Captagon smuggling has increased in Riyadh, Amman, and Dubai in the last several years, but especially since Assad’s relations were restored in May 2023.

For the first time in over ten years, Syria was accepted back into the Arab League last spring, having been kicked out in 2011 for its violent suppression of nonviolent protestors.

“We shouldn’t have been surprised that Assad didn’t crack down on Captagon,” said Andrew Tabler, the Martin J. Gross senior fellow at the Washington Institute.

Because Jordan is so close to Syria, cross-border drug smuggling has affected it the most in recent months. Tabler clarified that because of its importance as a transit nation to Sunni Arab Gulf states like Saudi Arabia and the Emirates, Jordan makes it more difficult for Syrian smugglers to transport Captagon through unstable areas like Iraq.

“Jordan ends up being, you know, caught in the middle, literally,” Tabler told Fox News Digital.

Jordan’s army said at the end of December that it had shot Syrian traffickers who were trying to enter the border with hashish and captagon.

Sufian Qudah, a spokesman for Jordan’s Foreign Ministry, said to a state news outlet last month that further drugs and weapons had been found following an additional attempt at smuggling.

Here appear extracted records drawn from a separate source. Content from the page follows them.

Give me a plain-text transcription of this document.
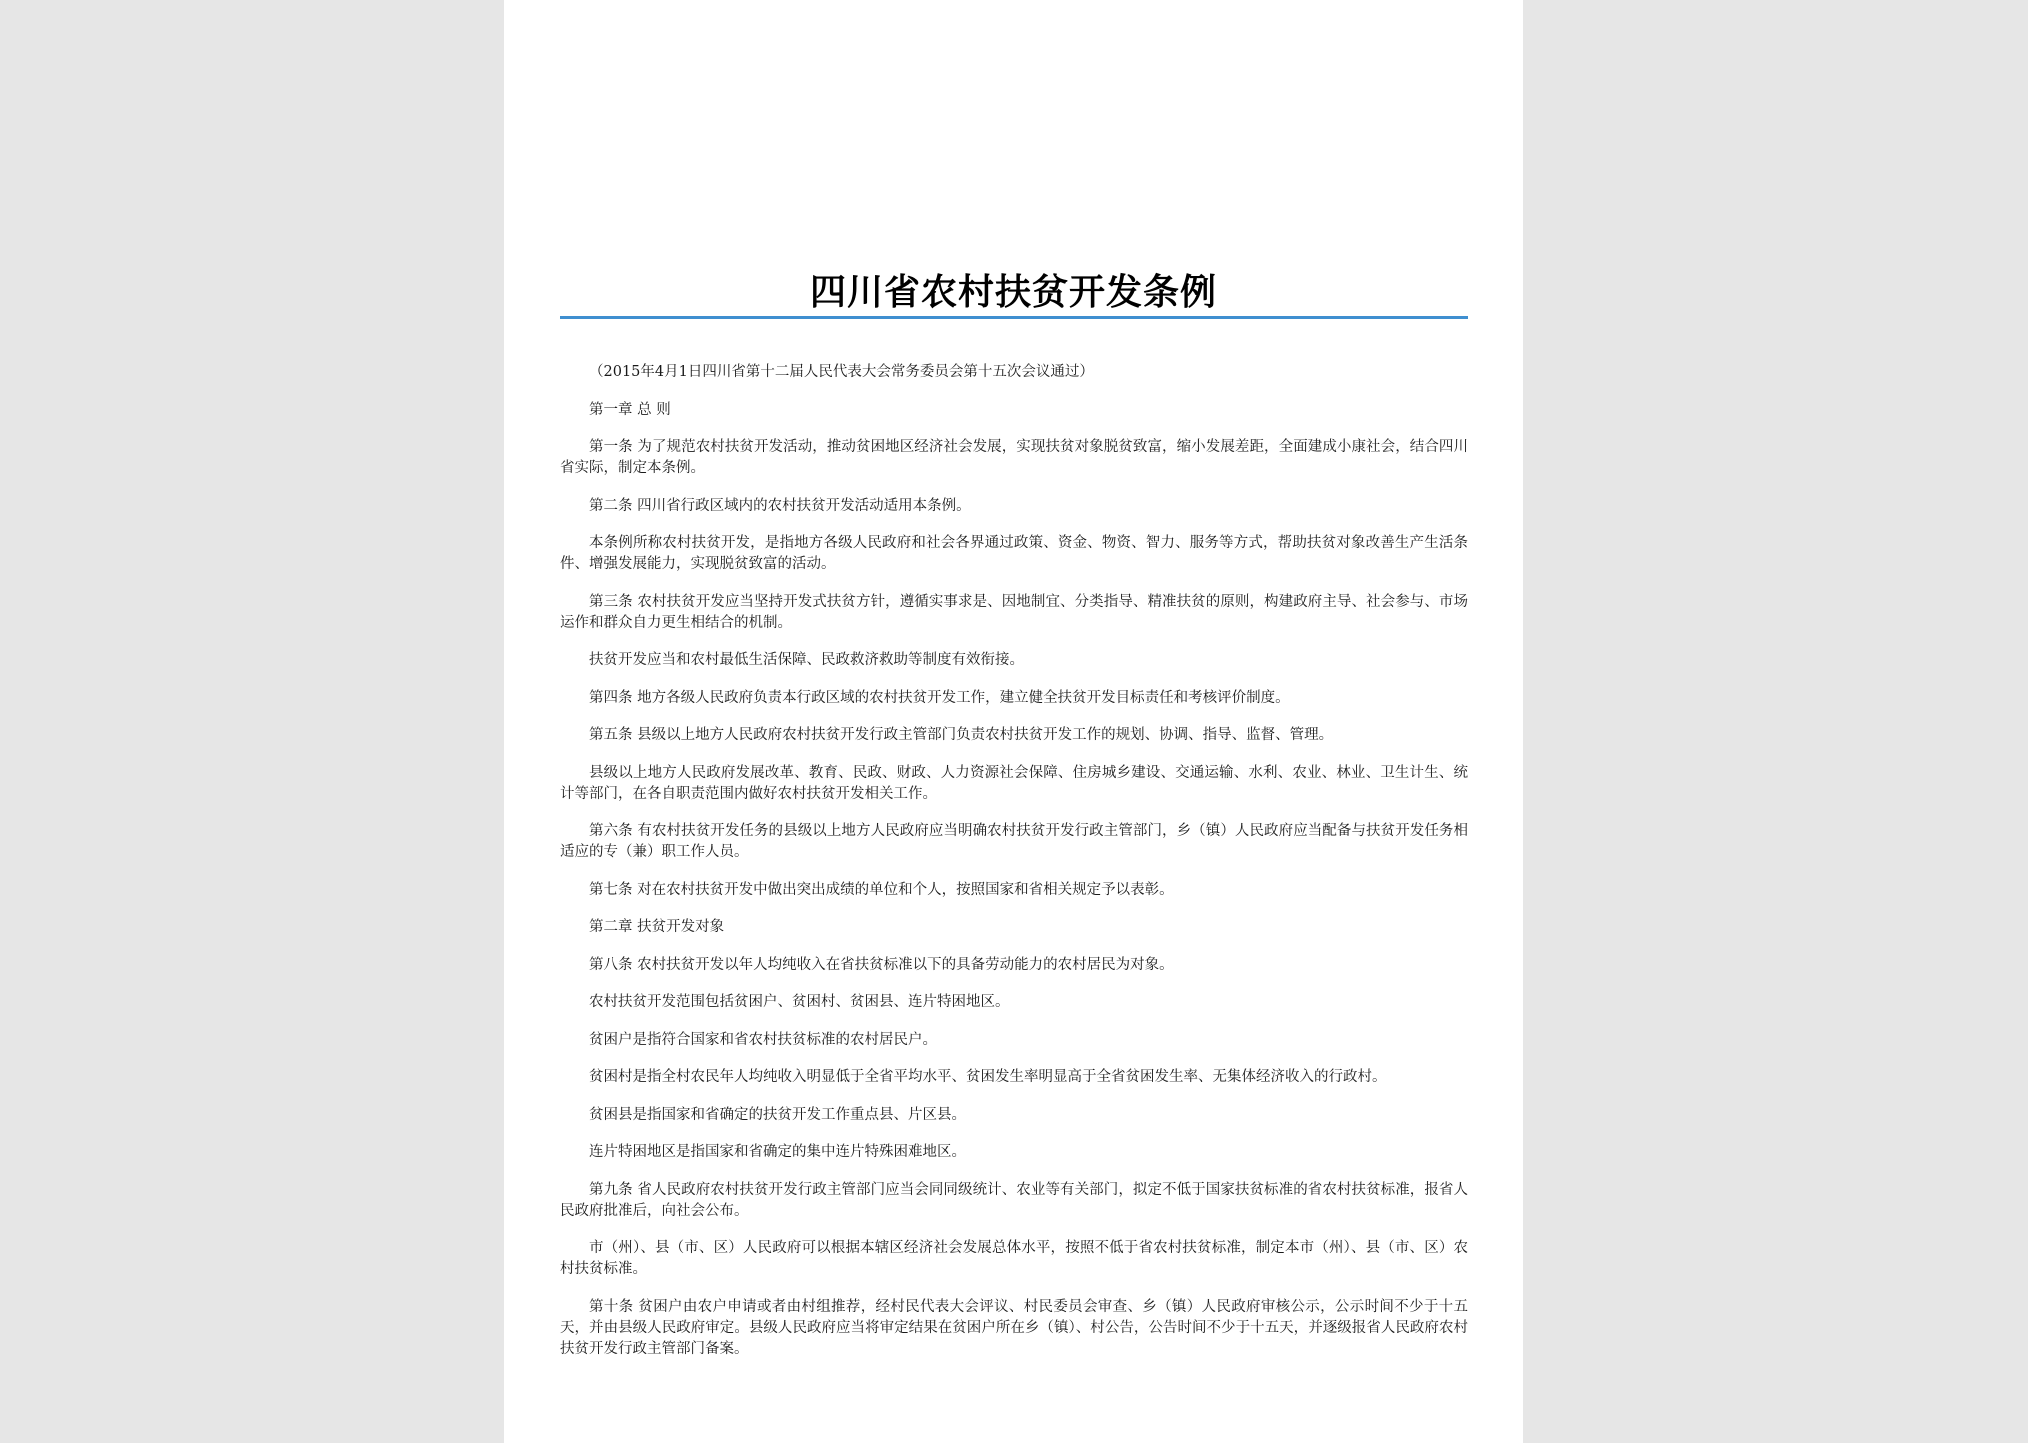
四川省农村扶贫开发条例

（2015年4月1日四川省第十二届人民代表大会常务委员会第十五次会议通过）

第一章 总 则

第一条 为了规范农村扶贫开发活动，推动贫困地区经济社会发展，实现扶贫对象脱贫致富，缩小发展差距，全面建成小康社会，结合四川省实际，制定本条例。

第二条 四川省行政区域内的农村扶贫开发活动适用本条例。

本条例所称农村扶贫开发，是指地方各级人民政府和社会各界通过政策、资金、物资、智力、服务等方式，帮助扶贫对象改善生产生活条件、增强发展能力，实现脱贫致富的活动。

第三条 农村扶贫开发应当坚持开发式扶贫方针，遵循实事求是、因地制宜、分类指导、精准扶贫的原则，构建政府主导、社会参与、市场运作和群众自力更生相结合的机制。

扶贫开发应当和农村最低生活保障、民政救济救助等制度有效衔接。

第四条 地方各级人民政府负责本行政区域的农村扶贫开发工作，建立健全扶贫开发目标责任和考核评价制度。

第五条 县级以上地方人民政府农村扶贫开发行政主管部门负责农村扶贫开发工作的规划、协调、指导、监督、管理。

县级以上地方人民政府发展改革、教育、民政、财政、人力资源社会保障、住房城乡建设、交通运输、水利、农业、林业、卫生计生、统计等部门，在各自职责范围内做好农村扶贫开发相关工作。

第六条 有农村扶贫开发任务的县级以上地方人民政府应当明确农村扶贫开发行政主管部门，乡（镇）人民政府应当配备与扶贫开发任务相适应的专（兼）职工作人员。

第七条 对在农村扶贫开发中做出突出成绩的单位和个人，按照国家和省相关规定予以表彰。

第二章 扶贫开发对象

第八条 农村扶贫开发以年人均纯收入在省扶贫标准以下的具备劳动能力的农村居民为对象。

农村扶贫开发范围包括贫困户、贫困村、贫困县、连片特困地区。

贫困户是指符合国家和省农村扶贫标准的农村居民户。

贫困村是指全村农民年人均纯收入明显低于全省平均水平、贫困发生率明显高于全省贫困发生率、无集体经济收入的行政村。

贫困县是指国家和省确定的扶贫开发工作重点县、片区县。

连片特困地区是指国家和省确定的集中连片特殊困难地区。

第九条 省人民政府农村扶贫开发行政主管部门应当会同同级统计、农业等有关部门，拟定不低于国家扶贫标准的省农村扶贫标准，报省人民政府批准后，向社会公布。

市（州）、县（市、区）人民政府可以根据本辖区经济社会发展总体水平，按照不低于省农村扶贫标准，制定本市（州）、县（市、区）农村扶贫标准。

第十条 贫困户由农户申请或者由村组推荐，经村民代表大会评议、村民委员会审查、乡（镇）人民政府审核公示，公示时间不少于十五天，并由县级人民政府审定。县级人民政府应当将审定结果在贫困户所在乡（镇）、村公告，公告时间不少于十五天，并逐级报省人民政府农村扶贫开发行政主管部门备案。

“Drug and weapons smuggling from Syria to Jordan, which claimed and injured a number of our brave officers, represent a direct threat to Jordan’s security, and it will continue to be confronted with all determination until it is completely defeated,” Qudah said.

Amman has retaliated against the surge in smuggling by allegedly targeting suspected drug traffickers with airstrikes in Syria. The foreign ministry of Syria denounced the strikes.

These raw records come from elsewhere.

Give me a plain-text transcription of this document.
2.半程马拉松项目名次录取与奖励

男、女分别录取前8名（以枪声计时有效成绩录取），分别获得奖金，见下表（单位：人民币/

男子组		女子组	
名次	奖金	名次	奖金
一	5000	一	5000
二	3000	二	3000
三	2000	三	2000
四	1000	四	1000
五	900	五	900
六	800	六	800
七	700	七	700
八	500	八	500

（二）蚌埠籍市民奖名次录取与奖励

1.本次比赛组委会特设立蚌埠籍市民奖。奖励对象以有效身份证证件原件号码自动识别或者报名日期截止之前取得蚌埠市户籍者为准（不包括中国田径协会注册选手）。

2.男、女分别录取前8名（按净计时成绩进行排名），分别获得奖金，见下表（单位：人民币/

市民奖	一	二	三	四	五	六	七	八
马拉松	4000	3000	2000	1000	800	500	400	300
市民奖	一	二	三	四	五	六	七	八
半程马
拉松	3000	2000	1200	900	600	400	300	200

Tabler stated that Assad would need to be provided with incentives to cease or drastically reduce Captagon manufacture.

“You can do it with carrots, buying him off. That’s what he wants. He wants reconstruction money,” he explained. “The other way to stop this behaviour is through military force. The Jordanians have used that repeatedly over the last month and throughout the last year.”

“That’s the quickest way to stop anybody’s behaviour. But you have to be able to sustain it. And there’s just a lot more Captagon than there are bombs, so to speak, to knock them out. So, we’re really at an impasse in trying to figure out how to deal with this.”